The financial gap between the rich and the poor remain large, the 2022 World Inequality Report finds.Yulia Reznikov
  • The 2022 Word Inequality Report says the richest own more than 75% of global wealth. The poorest own 2%.
  • Over the past two decades, the income gap between the top 10% and bottom 50% has nearly doubled.
  • The income gap varies between countries, and typically depends on policy choices by governments. 

In 2021, the average adult worldwide makes $23,380 and owns $102,600 in net worth.

Someone in the top 10% of the global income distribution makes $122,100 per year.

And someone from the poorest half of the world makes just $3,920 per year. 

This is according to a massive new World Inequality report by a team of economists coordinated by Lucas Chancel, Thomas Piketty, Emmanuel Saez, and Gabriel Zucman that confirmed the wealth global wealth gap is only getting bigger. Researchers calculated these dollar averages in terms of PPP, or purchasing power parity, an economic theory that allows the purchasing power of different currencies to be compared. 

To be sure, these average incomes may be misleading given that the rich minority own most of the world's income while the poorest are responsible for a slim percentage of it. In percentage terms, the world's richest 10% far exceeds that of the poorest 50%, taking home more than half of global income. The poorest half only earns 8%. 

And researchers pointed at that wealth inequality — as opposed to income — are even more stark. "The poorest half of the global population barely owns any wealth at all, possessing just 2% of the total. In contrast, the richest 10% of the global population own 76% of all wealth."

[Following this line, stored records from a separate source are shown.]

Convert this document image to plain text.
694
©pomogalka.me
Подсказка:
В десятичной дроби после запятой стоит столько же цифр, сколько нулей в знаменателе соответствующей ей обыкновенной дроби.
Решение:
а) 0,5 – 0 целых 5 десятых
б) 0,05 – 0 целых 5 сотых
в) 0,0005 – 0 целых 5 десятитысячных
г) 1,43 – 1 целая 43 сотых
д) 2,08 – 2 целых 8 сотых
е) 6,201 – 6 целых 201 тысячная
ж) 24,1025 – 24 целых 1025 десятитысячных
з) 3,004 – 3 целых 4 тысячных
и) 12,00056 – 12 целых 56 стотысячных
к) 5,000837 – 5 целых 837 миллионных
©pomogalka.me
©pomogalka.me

They summed it up glumly: "The bottom 50 percent own almost nothing."

The divide between the rich and the poor is getting worse in some countries — and it's a political choice to let it 

Over the past two decades, the income gap between the top 10% and bottom 50% has nearly doubled, the team, which includes economist Thomas Piketty, writes.

20 years ago, members of the highest global income bracket made 8.5 times as much as those in the lowest one. Now they make 15 times as much. 

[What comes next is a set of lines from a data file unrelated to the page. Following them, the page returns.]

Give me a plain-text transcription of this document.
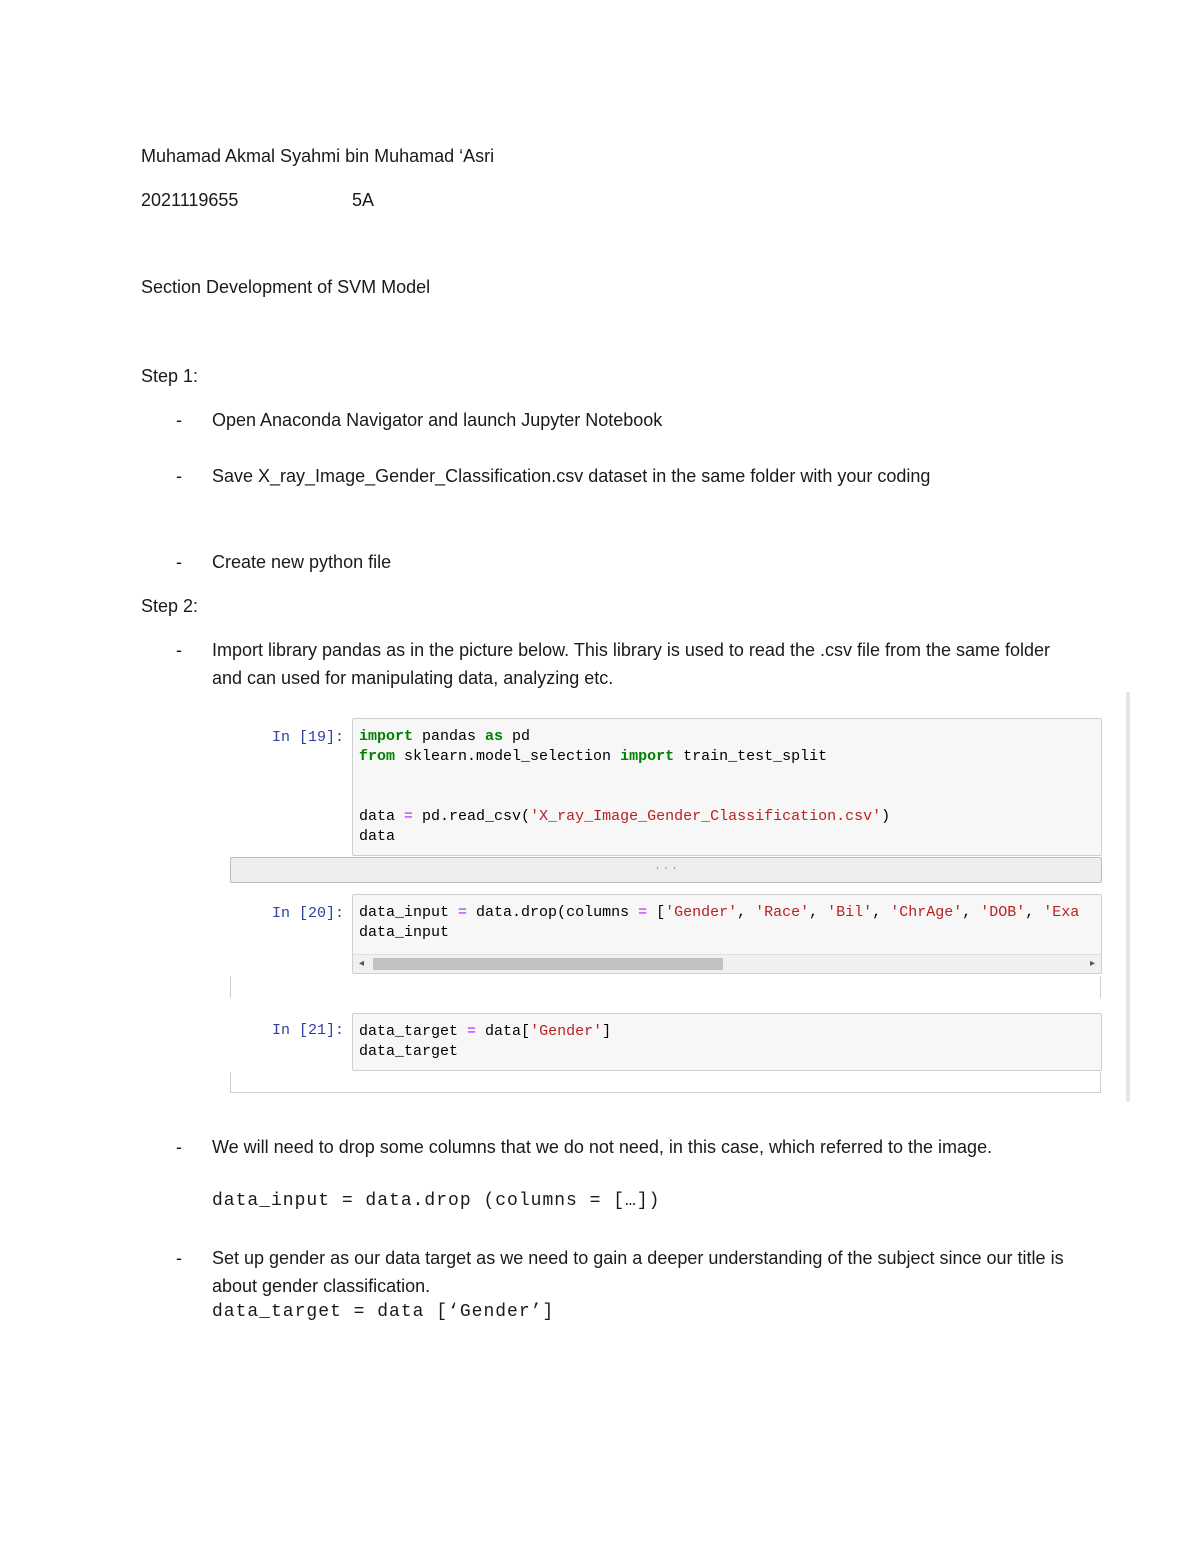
Muhamad Akmal Syahmi bin Muhamad ‘Asri
2021119655	5A
Section Development of SVM Model
Step 1:
- Open Anaconda Navigator and launch Jupyter Notebook
- Save X_ray_Image_Gender_Classification.csv dataset in the same folder with your coding
- Create new python file
Step 2:
- Import library pandas as in the picture below. This library is used to read the .csv file from the same folder and can used for manipulating data, analyzing etc.
In [19]: import pandas as pd
from sklearn.model_selection import train_test_split

data = pd.read_csv('X_ray_Image_Gender_Classification.csv')
data
· · ·
In [20]: data_input = data.drop(columns = ['Gender', 'Race', 'Bil', 'ChrAge', 'DOB', 'Exa
data_input
◂	▸
In [21]: data_target = data['Gender']
data_target
- We will need to drop some columns that we do not need, in this case, which referred to the image.
data_input = data.drop (columns = […])
- Set up gender as our data target as we need to gain a deeper understanding of the subject since our title is about gender classification.
data_target = data [‘Gender’]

The report ultimately found that these disparities weren't unavoidable. Even though inequality is global, certain countries experienced much greater increases in their wealth gaps than others: namely, the United States, Russia, and India. Others, like European countries and China, experienced relatively smaller increases in inequality. 

The US, for example, has seen inequality grow between the richest and the middle class due to massive debt loads — largely mortgages and student debt, according to the report.

"These differences… confirm that inequality is not inevitable, it is a political choice," the report says.